Salary Increases to Rebound Slightly in 2011
Base salary increases for salaried exempt workers were 2.4% in 2010 – down from what employers originally projected in August 2009 (2.7%), but still higher than the record-low pay raises workers saw in 2009 (1.8%). However, for salaried exempt workers, salaried nonexempt workers and executives, Hewitt’s survey shows base pay increases of 2.9% in 2011, and nonunion hourly and union employees can anticipate salary increases of 2.8%.
According to a press release, although 2010 salary increases are lower than expected, the number of companies freezing salaries this year was down significantly, and this trend is expected to continue into 2011. In 2010, 21% of organizations froze salaries, compared to nearly half (48%) in 2009. Just 10% of employers anticipate salary freezes in 2011.
In 2010, spending on variable pay as a percentage of payroll for salaried exempt workers was 11.3%, down from a record high of 12% in 2009. Spending in 2011 is expected to creep upward to 11.8% — which would be the second highest increase since Hewitt began tracking the data in 1976, the announcement said.
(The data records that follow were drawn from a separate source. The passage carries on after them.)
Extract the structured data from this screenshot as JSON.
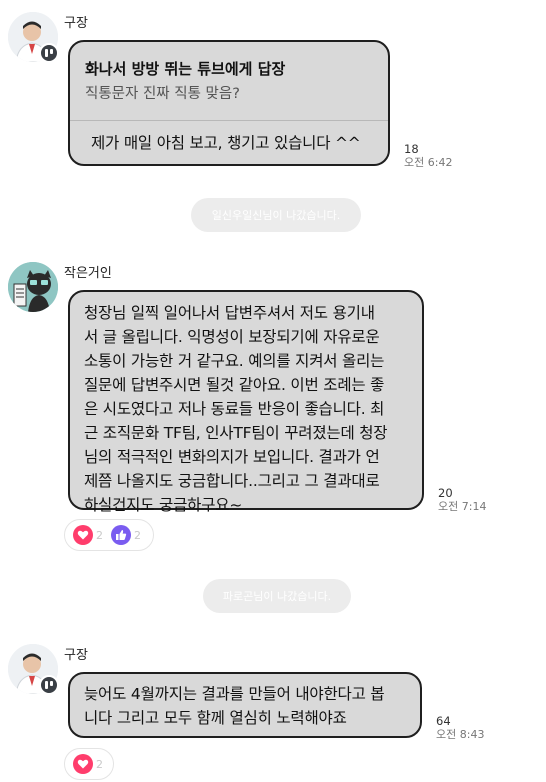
{
  "messages": [
    {
      "sender": "구장",
      "reply_title": "화나서 방방 뛰는 튜브에게 답장",
      "reply_quote": "직통문자 진짜 직통 맞음?",
      "text": "제가 매일 아침 보고, 챙기고 있습니다 ^^",
      "read_count": "18",
      "time": "오전 6:42"
    },
    {
      "system": "일신우일신님이 나갔습니다."
    },
    {
      "sender": "작은거인",
      "lines": [
        "청장님 일찍 일어나서 답변주셔서 저도 용기내",
        "서 글 올립니다. 익명성이 보장되기에 자유로운",
        "소통이 가능한 거 같구요. 예의를 지켜서 올리는",
        "질문에 답변주시면 될것 같아요. 이번 조례는 좋",
        "은 시도였다고 저나 동료들 반응이 좋습니다. 최",
        "근 조직문화 TF팀, 인사TF팀이 꾸려졌는데 청장",
        "님의 적극적인 변화의지가 보입니다. 결과가 언",
        "제쯤 나올지도 궁금합니다..그리고 그 결과대로",
        "하실건지도 궁금하구요~"
      ],
      "read_count": "20",
      "time": "오전 7:14",
      "reactions": [
        {
          "icon": "heart-icon",
          "count": "2",
          "color": "#ff3d6c"
        },
        {
          "icon": "thumbs-up-icon",
          "count": "2",
          "color": "#7a5cf0"
        }
      ]
    },
    {
      "system": "파로곤님이 나갔습니다."
    },
    {
      "sender": "구장",
      "lines": [
        "늦어도 4월까지는 결과를 만들어 내야한다고 봅",
        "니다 그리고 모두 함께 열심히 노력해야죠"
      ],
      "read_count": "64",
      "time": "오전 8:43",
      "reactions": [
        {
          "icon": "heart-icon",
          "count": "2",
          "color": "#ff3d6c"
        }
      ]
    }
  ]
}
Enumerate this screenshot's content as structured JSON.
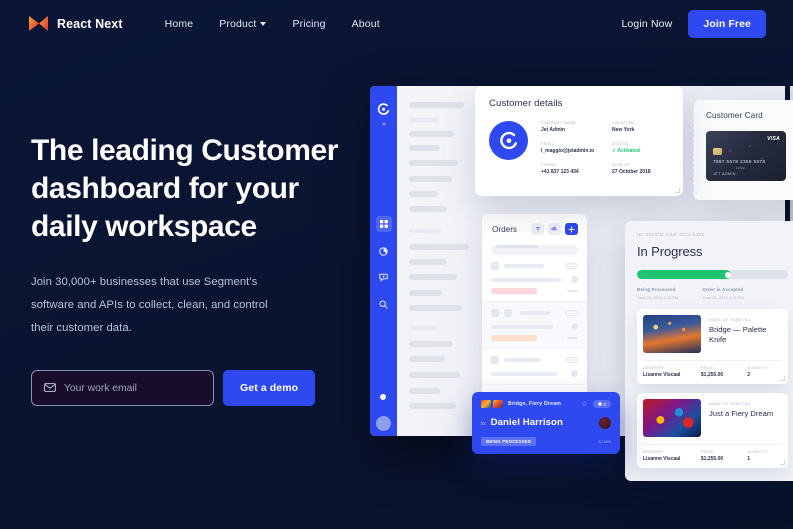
{
  "brand": {
    "name": "React Next",
    "logo_icon": "bowtie-logo-icon",
    "gradient_from": "#f7a23b",
    "gradient_to": "#e03c31"
  },
  "nav": {
    "links": [
      {
        "label": "Home",
        "has_caret": false
      },
      {
        "label": "Product",
        "has_caret": true
      },
      {
        "label": "Pricing",
        "has_caret": false
      },
      {
        "label": "About",
        "has_caret": false
      }
    ],
    "login_label": "Login Now",
    "join_label": "Join Free",
    "accent": "#2f49f0"
  },
  "hero": {
    "heading": "The leading Customer dashboard for your daily workspace",
    "subtext": "Join 30,000+ businesses that use Segment's software and APIs to collect, clean, and control their customer data.",
    "email_placeholder": "Your work email",
    "email_value": "",
    "email_icon": "envelope-icon",
    "cta_label": "Get a demo"
  },
  "mock": {
    "sidebar": {
      "logo_icon": "spiral-logo-icon",
      "items": [
        {
          "icon": "grid-dashboard-icon",
          "active": true
        },
        {
          "icon": "pie-chart-icon",
          "active": false
        },
        {
          "icon": "chat-bubble-icon",
          "active": false
        },
        {
          "icon": "search-icon",
          "active": false
        }
      ],
      "avatar_icon": "user-avatar"
    },
    "customer_details": {
      "title": "Customer details",
      "avatar_icon": "spiral-avatar-icon",
      "fields": [
        {
          "label": "COMPANY NAME",
          "value": "Jet Admin",
          "green": false
        },
        {
          "label": "LOCATION",
          "value": "New York",
          "green": false
        },
        {
          "label": "EMAIL",
          "value": "l_maggio@jetadmin.io",
          "green": false
        },
        {
          "label": "STATUS",
          "value": "✓ Activated",
          "green": true
        },
        {
          "label": "PHONE",
          "value": "+41 837 123 434",
          "green": false
        },
        {
          "label": "SIGN UP",
          "value": "27 October 2018",
          "green": false
        }
      ]
    },
    "customer_card": {
      "title": "Customer Card",
      "brand": "VISA",
      "number": "7867  5678  2369  5978",
      "expiry": "12/22",
      "holder": "JET ADMIN"
    },
    "orders": {
      "title": "Orders",
      "actions": [
        {
          "icon": "filter-icon",
          "primary": false
        },
        {
          "icon": "refresh-cloud-icon",
          "primary": false
        },
        {
          "icon": "plus-icon",
          "primary": true
        }
      ]
    },
    "blue_card": {
      "title": "Bridge, Fiery Dream",
      "star_icon": "star-outline-icon",
      "badge_icon": "cart-icon",
      "badge_count": "2",
      "to_prefix": "to:",
      "customer": "Daniel Harrison",
      "status": "BEING PROCESSED",
      "time": "42 MIN"
    },
    "progress": {
      "order_id": "ID: 3563f3c-c54f-4421-b305",
      "title": "In Progress",
      "percent": 62,
      "bar_color": "#1ec472",
      "steps": [
        {
          "label": "Being Processed",
          "time": "June 25, 2019 1:22 PM"
        },
        {
          "label": "Order is Accepted",
          "time": "June 25, 2019 4:15 PM"
        }
      ],
      "items": [
        {
          "name_label": "NAME OF PAINTING",
          "name": "Bridge — Palette Knife",
          "thumb": "bridge",
          "orderer_label": "ORDERER",
          "orderer": "Lisanne Viscaal",
          "price_label": "PRICE",
          "price": "$1,255.00",
          "qty_label": "QUANTITY",
          "qty": "2"
        },
        {
          "name_label": "NAME OF PAINTING",
          "name": "Just a Fiery Dream",
          "thumb": "fiery",
          "orderer_label": "ORDERER",
          "orderer": "Lisanne Viscaal",
          "price_label": "PRICE",
          "price": "$1,255.00",
          "qty_label": "QUANTITY",
          "qty": "1"
        }
      ]
    }
  }
}
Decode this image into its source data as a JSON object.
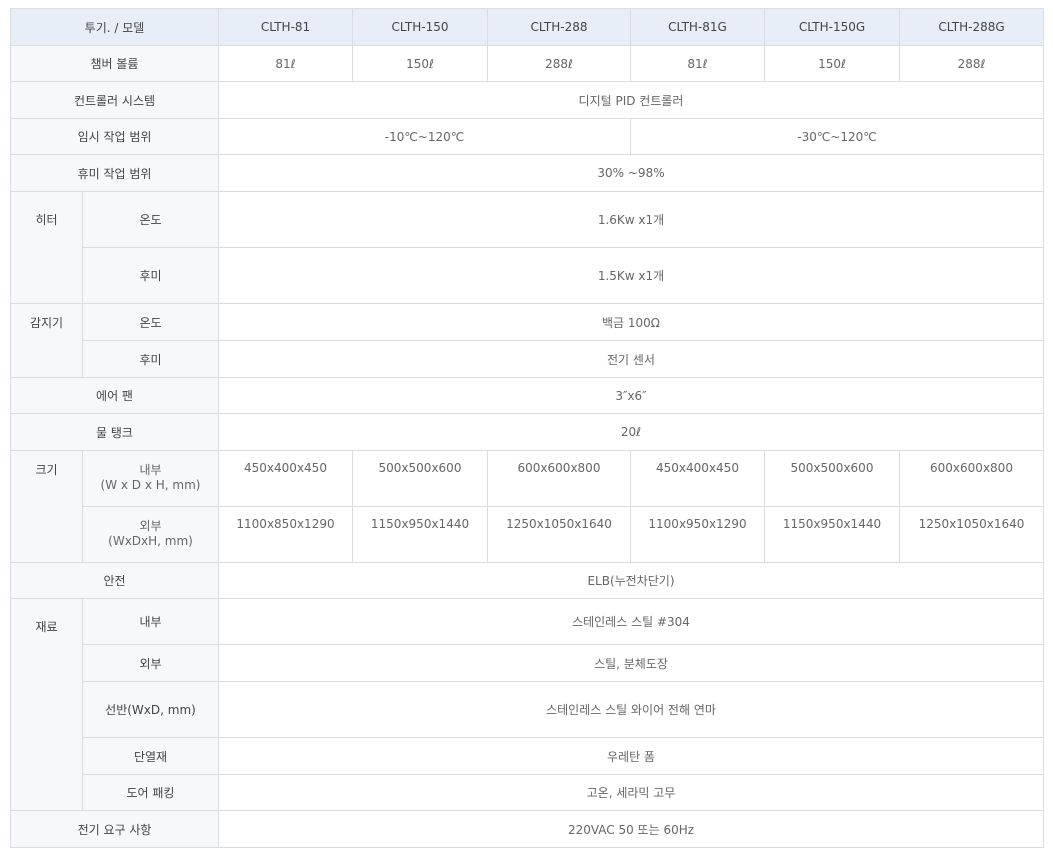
{
  "header": {
    "label": "투기. / 모델",
    "models": [
      "CLTH-81",
      "CLTH-150",
      "CLTH-288",
      "CLTH-81G",
      "CLTH-150G",
      "CLTH-288G"
    ]
  },
  "rows": {
    "chamber": {
      "label": "챔버 볼륨",
      "values": [
        "81ℓ",
        "150ℓ",
        "288ℓ",
        "81ℓ",
        "150ℓ",
        "288ℓ"
      ]
    },
    "controller": {
      "label": "컨트롤러 시스템",
      "value": "디지털 PID 컨트롤러"
    },
    "temp_range": {
      "label": "임시 작업 범위",
      "values": [
        "-10℃~120℃",
        "-30℃~120℃"
      ]
    },
    "humid_range": {
      "label": "휴미 작업 범위",
      "value": "30% ~98%"
    },
    "heater": {
      "group": "히터",
      "temp_label": "온도",
      "temp_value": "1.6Kw x1개",
      "humid_label": "후미",
      "humid_value": "1.5Kw x1개"
    },
    "sensor": {
      "group": "감지기",
      "temp_label": "온도",
      "temp_value": "백금 100Ω",
      "humid_label": "후미",
      "humid_value": "전기 센서"
    },
    "fan": {
      "label": "에어 팬",
      "value": "3″x6″"
    },
    "water": {
      "label": "물 탱크",
      "value": "20ℓ"
    },
    "size": {
      "group": "크기",
      "inner_label": "내부",
      "inner_unit": "(W x D x H, mm)",
      "inner_values": [
        "450x400x450",
        "500x500x600",
        "600x600x800",
        "450x400x450",
        "500x500x600",
        "600x600x800"
      ],
      "outer_label": "외부",
      "outer_unit": "(WxDxH, mm)",
      "outer_values": [
        "1100x850x1290",
        "1150x950x1440",
        "1250x1050x1640",
        "1100x950x1290",
        "1150x950x1440",
        "1250x1050x1640"
      ]
    },
    "safety": {
      "label": "안전",
      "value": "ELB(누전차단기)"
    },
    "material": {
      "group": "재료",
      "inner_label": "내부",
      "inner_value": "스테인레스 스틸 #304",
      "outer_label": "외부",
      "outer_value": "스틸, 분체도장",
      "shelf_label": "선반(WxD, mm)",
      "shelf_value": "스테인레스 스틸 와이어 전해 연마",
      "insul_label": "단열재",
      "insul_value": "우레탄 폼",
      "door_label": "도어 패킹",
      "door_value": "고온, 세라믹 고무"
    },
    "power": {
      "label": "전기 요구 사항",
      "value": "220VAC 50 또는 60Hz"
    }
  }
}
About three quarters of respondents (76%) are budgeting for spending on variable pay through improved company performance, while 12% are doing so through reduced merit increases and 10% by reductions in head count. Just 5% of companies are budgeting for variable pay through reduced spending on benefits, while 4% are doing so through pay freezes.
The survey indicates workers in some U.S. cities can expect to see salary increases higher than the national average in 2011. These cities include Washington, DC (3.4%), Houston (3.3%) and Pittsburgh (3.2%). Cities that can expect lower-than-average increases in 2011 include Philadelphia (2.5%), and Atlanta and Los Angeles (2.6% each).
The industries that can expect to see the highest salary increases in 2011 include accounting/consulting/legal (3.3%); and energy, aerospace, pharmaceuticals, construction/engineering and real estate (3.2% each). The lowest increases are projected to be in education (2.3%), metals fabrication (2.6%), and automotive and forest/paper products (2.7% each).Hewitt surveyed more than 1,450 large companies.